The Annual Report of the Fiscal Council
According to data released by the Fiscal Council, Romania’s budget deficit may exceed 7% of the GDP by the end of this year
Mihai Pelin, 20.08.2024, 13:50
According to the Fiscal Council, Romania may this year register a lower economic growth than the government’s previous forecast of 3.4 %. In its annual report, the Council also warns that the budget deficit will exceed 7% of the GDP in the absence of a series of measures of fiscal-budgetary consolidation. The Fiscal Council recalls that the deficit, caused by higher expenses than returns, has exceeded in the first six months of this year 3.6% of the GDP, being 1.3% higher than in the same period last year. Calculations have revealed the risk that the budget deficit may even account for 8% of the GDP, as the new pension law and the recent pay rises in the public sector will generate additional costs in the second half of the year.

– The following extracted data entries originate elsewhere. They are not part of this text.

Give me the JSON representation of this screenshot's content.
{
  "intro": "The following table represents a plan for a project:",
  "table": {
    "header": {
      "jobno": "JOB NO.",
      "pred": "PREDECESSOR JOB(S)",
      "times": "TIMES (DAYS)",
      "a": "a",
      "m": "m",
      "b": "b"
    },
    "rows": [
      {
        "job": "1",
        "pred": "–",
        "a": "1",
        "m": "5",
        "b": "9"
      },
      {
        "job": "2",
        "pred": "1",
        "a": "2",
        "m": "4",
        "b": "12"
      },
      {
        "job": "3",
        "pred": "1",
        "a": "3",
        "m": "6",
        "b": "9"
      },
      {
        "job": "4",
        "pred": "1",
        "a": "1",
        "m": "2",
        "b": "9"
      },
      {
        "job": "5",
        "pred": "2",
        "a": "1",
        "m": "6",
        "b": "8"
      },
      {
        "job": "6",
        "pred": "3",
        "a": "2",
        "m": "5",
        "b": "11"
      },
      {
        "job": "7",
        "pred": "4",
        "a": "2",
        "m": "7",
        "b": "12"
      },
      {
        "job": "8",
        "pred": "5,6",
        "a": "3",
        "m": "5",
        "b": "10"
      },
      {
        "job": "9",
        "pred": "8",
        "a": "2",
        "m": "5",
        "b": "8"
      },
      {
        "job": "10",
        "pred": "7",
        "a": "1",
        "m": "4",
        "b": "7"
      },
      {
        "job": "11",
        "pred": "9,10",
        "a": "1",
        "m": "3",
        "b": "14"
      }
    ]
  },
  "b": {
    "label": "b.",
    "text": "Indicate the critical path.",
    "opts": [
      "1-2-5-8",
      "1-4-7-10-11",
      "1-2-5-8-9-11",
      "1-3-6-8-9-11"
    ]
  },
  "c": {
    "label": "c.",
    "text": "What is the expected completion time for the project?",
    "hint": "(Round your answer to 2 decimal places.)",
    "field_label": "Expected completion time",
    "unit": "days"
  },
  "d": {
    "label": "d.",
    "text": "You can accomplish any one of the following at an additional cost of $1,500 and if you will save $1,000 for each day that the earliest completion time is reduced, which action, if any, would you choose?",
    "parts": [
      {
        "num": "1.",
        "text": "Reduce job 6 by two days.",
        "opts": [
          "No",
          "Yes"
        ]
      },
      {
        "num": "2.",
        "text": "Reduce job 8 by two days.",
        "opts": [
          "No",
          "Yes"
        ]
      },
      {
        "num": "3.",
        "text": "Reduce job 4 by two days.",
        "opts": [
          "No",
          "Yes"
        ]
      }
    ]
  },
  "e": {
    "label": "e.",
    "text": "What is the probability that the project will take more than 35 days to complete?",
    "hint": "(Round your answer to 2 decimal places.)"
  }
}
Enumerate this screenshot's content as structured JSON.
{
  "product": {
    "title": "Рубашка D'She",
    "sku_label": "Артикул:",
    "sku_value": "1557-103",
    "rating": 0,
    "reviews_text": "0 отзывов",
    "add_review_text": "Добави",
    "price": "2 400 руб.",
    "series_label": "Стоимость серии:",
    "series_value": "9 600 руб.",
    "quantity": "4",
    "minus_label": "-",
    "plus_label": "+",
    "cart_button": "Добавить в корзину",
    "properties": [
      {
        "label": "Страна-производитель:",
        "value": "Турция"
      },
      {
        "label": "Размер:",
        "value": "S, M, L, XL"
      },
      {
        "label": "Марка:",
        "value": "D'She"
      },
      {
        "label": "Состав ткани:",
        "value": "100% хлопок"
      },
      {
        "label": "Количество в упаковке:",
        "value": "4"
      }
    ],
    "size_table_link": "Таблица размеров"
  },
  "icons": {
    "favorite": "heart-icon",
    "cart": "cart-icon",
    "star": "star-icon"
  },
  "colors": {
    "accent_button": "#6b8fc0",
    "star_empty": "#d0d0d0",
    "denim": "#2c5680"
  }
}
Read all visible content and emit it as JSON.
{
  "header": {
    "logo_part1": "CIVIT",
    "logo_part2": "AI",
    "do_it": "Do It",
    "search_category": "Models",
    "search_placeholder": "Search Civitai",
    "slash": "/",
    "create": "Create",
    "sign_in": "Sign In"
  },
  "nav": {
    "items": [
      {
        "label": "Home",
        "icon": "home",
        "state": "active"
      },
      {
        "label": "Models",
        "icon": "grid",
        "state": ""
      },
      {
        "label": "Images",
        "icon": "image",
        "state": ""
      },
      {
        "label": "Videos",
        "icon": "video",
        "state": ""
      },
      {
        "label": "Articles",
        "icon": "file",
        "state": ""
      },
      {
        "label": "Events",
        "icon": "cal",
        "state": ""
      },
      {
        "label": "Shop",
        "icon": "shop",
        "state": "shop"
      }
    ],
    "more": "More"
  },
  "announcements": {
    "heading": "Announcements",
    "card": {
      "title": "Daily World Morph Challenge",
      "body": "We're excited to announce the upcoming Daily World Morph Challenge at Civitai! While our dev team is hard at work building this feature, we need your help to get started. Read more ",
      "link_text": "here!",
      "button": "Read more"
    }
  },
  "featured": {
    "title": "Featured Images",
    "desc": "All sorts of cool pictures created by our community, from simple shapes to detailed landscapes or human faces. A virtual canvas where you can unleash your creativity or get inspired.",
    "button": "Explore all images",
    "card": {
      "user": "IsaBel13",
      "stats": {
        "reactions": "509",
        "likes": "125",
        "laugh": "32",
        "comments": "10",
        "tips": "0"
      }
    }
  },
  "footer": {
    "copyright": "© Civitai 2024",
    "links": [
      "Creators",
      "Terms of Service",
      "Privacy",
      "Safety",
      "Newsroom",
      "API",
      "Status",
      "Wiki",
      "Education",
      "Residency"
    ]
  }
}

Against this background, the Council representatives have pointed out that in the absence of concrete and credible policies aimed at supporting the fiscal-budgetary consolidation on medium term as well as an improved tax collection system, the deficit stands chances to exceed the figures initially forecast by the national and European authorities for the period 2025-2027.
The Fiscal Council is made up of representatives of the Central Bank, the Romanian Association of Banks, the Romanian Academy, the Academy of Economic Sciences and the Romanian Banking Institute, being appointed by Parliament for a period of 9 years.
Romania, which already has an excessive deficit procedure launched by Brussels in its name, has, under the fresh European fiscal rules, seven years to go back to a budget deficit of 3% of the GDP. Pundits believe that in order to gradually curb this deficit one needs to implement a realistic programme.
The latest report Romania – Euro Zone Monitor made by a team of Central Bank experts coordinated by Academician Daniel Daianu, points to the fact that a rise in budget incomes is absolutely necessary and cannot be limited to only an improved tax collection system, but calls for amendments to the present fiscal regime, and a budgetary correction for a period of over four years.
In essence, the budget deficit is caused by excessive spending in a context of higher nominal incomes and rapidly growing expenditures, according to the report.
The pressure on the public budget is going to rise if we take into account Romania’s pledge to also spend 2.5% of the GDP for military purposes as a NATO member, the authors of the report say.
The extremely lower level of fiscal returns is the exclusive result of a fiscal regime which favored tax evasion and the inclusion of personal spending in the budget of various companies as well as illegal working contracts, the report also says.